Pro-mayor Best, who represents the town on the regional transit file, denied any knowledge of discussions to pull out of the RTM. (I can find no legal precedent for any CMM municipality pulling out of the RTM or its predecessor, the Agence métropolitaine de transport.)
I can think of three possibilities. One, Global misquoted Prévost and the mayor will demand a retraction. Two, Prévost doesn’t share with his council, which isn’t healthy. Three, the folks at the front of the room are excellent poker players and the conspiracy theorists were right when they saw the TOD as the pretext to densify.
Whatever, it sparked a lighthearted moment, or maybe it’s just me after too many evenings spent in consultations. Craig used the term “YOUR mayor” when referring to Prévost. “He’s YOUR mayor,” a council member shot back. Hmm. No love there.
Hudson has a new treasurer, Claudia Ouellette, a no-nonsense fiscalist who spent the past five years with a software provider for Quebec municipalities. Prior to that, she worked in finance departments in Côte St. Luc, Otterburn Park and elsewhere. Her aim is to get Hudson’s ledgers in order after a revolving door of treasurers.
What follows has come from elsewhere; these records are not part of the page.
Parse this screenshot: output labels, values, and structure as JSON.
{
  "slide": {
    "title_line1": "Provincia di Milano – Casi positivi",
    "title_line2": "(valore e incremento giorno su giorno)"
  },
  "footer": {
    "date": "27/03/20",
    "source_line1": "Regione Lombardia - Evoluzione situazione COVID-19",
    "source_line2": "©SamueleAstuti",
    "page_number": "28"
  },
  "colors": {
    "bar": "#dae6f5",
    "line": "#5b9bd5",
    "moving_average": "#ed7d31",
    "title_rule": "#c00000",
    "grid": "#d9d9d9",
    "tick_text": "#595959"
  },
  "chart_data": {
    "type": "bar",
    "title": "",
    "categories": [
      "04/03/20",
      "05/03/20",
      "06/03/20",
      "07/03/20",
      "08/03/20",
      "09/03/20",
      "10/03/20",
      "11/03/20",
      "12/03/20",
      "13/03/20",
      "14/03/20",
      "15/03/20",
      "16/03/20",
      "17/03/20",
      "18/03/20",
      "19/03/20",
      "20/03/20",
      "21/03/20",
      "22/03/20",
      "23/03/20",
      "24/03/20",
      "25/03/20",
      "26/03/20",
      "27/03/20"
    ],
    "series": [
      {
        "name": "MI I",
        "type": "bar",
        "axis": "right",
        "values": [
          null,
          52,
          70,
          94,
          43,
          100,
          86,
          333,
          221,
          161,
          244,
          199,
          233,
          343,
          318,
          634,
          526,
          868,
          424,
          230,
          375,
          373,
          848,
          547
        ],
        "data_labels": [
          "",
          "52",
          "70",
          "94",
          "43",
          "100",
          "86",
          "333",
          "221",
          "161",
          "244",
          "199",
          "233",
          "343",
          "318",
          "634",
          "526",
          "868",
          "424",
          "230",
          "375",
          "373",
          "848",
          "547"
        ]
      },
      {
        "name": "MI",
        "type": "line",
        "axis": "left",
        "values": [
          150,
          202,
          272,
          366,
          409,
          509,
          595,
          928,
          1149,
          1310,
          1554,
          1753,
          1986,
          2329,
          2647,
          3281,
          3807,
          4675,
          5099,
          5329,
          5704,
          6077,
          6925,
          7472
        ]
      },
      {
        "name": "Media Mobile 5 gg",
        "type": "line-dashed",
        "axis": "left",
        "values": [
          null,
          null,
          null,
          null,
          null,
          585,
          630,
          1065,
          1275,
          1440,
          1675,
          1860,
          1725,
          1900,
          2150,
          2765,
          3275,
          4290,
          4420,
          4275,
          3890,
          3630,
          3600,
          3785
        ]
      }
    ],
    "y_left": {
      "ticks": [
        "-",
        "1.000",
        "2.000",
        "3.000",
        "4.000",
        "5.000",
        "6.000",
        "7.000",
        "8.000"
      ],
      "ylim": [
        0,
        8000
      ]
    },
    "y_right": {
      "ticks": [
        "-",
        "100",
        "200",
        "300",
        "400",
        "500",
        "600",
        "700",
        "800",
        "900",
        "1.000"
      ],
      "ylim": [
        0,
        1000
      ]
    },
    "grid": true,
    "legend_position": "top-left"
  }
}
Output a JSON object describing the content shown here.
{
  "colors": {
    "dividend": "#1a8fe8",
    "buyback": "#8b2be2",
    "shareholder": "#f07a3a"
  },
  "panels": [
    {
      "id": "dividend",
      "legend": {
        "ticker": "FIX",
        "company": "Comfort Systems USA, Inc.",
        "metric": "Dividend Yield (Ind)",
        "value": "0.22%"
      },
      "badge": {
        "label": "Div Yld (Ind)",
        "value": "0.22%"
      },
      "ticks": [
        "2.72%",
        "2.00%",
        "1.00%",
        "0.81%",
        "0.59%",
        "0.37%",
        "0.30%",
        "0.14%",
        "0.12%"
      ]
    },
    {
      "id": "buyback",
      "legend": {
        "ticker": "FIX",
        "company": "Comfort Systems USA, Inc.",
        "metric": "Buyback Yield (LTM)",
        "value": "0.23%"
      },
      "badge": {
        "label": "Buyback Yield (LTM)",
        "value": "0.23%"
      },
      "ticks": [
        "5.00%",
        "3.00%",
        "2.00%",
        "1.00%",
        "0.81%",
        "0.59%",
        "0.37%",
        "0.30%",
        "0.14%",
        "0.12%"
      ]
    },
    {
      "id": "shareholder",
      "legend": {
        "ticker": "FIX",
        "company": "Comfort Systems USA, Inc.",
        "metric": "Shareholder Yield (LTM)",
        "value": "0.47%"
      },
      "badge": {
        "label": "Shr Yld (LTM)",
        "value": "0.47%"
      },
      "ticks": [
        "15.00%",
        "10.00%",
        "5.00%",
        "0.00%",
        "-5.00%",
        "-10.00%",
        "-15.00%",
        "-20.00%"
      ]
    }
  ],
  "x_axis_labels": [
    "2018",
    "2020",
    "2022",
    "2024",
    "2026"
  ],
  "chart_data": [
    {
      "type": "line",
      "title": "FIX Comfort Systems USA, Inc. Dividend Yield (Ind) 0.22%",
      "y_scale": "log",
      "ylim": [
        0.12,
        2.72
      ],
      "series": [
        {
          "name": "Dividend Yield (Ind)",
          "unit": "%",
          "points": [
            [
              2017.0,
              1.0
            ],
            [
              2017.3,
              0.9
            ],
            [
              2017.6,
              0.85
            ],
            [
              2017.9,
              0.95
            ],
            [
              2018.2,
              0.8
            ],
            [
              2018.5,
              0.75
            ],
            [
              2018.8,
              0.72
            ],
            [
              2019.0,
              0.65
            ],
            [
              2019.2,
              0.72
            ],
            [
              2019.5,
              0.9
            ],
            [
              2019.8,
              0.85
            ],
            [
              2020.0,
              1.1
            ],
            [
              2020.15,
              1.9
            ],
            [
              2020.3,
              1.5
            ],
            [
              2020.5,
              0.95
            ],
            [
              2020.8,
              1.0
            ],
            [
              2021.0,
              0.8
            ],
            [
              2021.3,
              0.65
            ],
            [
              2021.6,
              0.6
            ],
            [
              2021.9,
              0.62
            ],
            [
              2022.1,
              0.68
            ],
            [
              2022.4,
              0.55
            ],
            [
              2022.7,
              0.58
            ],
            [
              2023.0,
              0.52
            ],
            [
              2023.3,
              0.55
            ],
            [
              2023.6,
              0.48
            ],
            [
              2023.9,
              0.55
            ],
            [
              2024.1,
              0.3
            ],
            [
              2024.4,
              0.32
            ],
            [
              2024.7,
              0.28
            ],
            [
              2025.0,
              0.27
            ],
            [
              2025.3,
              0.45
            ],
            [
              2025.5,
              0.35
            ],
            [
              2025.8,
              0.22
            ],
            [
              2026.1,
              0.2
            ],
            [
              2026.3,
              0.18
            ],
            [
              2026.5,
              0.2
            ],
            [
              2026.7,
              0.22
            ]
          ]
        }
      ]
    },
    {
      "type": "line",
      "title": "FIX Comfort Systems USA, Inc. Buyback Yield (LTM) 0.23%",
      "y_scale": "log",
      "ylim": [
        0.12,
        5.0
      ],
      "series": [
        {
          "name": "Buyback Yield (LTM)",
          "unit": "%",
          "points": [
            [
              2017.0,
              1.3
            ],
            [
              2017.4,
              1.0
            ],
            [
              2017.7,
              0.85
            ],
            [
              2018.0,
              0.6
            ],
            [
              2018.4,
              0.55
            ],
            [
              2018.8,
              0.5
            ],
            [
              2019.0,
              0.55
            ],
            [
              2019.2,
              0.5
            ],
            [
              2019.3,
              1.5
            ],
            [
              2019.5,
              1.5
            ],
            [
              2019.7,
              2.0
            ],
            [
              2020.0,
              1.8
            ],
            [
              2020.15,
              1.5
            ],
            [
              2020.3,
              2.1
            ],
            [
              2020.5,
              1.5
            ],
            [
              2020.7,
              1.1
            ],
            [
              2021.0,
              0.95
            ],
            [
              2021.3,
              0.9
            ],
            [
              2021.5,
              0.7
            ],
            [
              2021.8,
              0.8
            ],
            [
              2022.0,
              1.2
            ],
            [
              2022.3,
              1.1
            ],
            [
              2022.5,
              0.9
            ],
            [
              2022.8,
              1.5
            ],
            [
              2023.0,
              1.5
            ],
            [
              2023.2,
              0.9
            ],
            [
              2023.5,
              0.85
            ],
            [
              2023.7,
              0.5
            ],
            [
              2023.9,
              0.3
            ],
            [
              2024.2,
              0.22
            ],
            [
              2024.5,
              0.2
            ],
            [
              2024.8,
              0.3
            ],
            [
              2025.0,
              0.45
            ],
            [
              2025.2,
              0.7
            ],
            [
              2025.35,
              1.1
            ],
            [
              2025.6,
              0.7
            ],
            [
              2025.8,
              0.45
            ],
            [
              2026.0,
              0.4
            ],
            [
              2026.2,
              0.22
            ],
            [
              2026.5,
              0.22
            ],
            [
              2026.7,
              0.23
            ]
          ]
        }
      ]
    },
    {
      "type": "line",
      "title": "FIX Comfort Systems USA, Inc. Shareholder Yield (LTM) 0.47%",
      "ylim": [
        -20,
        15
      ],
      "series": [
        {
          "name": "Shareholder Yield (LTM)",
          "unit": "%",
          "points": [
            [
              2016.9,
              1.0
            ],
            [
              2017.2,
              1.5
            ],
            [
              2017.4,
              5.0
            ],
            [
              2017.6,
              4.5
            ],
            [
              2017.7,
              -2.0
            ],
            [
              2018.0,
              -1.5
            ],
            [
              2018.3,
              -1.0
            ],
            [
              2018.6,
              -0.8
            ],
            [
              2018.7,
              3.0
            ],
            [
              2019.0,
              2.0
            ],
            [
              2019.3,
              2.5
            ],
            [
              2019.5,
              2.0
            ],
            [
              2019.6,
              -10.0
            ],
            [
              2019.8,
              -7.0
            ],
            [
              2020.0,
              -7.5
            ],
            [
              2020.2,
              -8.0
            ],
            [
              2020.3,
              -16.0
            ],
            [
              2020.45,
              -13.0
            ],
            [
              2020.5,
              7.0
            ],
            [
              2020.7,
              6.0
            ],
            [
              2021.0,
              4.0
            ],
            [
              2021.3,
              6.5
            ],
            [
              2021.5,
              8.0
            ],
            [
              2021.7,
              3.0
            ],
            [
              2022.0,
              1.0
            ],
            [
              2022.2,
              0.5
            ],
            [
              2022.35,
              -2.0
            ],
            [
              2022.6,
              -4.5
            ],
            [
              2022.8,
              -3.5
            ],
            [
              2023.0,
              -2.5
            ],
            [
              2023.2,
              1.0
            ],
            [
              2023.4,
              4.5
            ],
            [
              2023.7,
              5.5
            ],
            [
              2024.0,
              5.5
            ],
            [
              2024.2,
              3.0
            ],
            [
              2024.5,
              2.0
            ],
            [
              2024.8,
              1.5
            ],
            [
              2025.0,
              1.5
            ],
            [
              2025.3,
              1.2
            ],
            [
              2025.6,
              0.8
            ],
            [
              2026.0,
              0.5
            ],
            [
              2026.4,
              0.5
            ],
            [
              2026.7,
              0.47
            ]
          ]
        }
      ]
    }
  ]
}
Salaries to be made public
Town clerk Cassandra Comin Bergonzi reassured Eva McCartney the town will be releasing the salaries of non-unionized town employees as soon as possible. (Union wage scales are already public.) McCartney sharply questioned council in the wake of allegations the town was deliberately stalling their release. Comin Bergonzi blamed the volume of access to information requests for the delay.
Conservation plan tabled
The town’s conservation plan, an essential component of the land use compliance process, was tabled after getting the province’s approval. Residents were assured it will be posted on the town’s website, although the version currently posted dates back to last July. According to provincial regulation, it requires another public consultation and final adoption by council.
Another 60 grand
Hudson taxpayers peeled off another 60 grand for Dunton Rainville, the town’s legalists of choice. It sparked another who-are-we-suing-now query and assurances the town is down to maybe six, seven or eight files. But hey, who’s counting?
Wooing the Coast Guard
The Canadian Coast Guard wants to locate a high-speed search and rescue boat and shore facility somewhere on the Lake of Two Mountains, but has yet to make a final decision. The town says the Hudson Fire Department’s 21-foot rigid inflatable is too small to fill a patrol-boat mission and an expanded, rebuilt town wharf would be an ideal location for a larger craft. A number of other municipalities on the lake are in the competition, town director-general Jean-Pierre Roy said.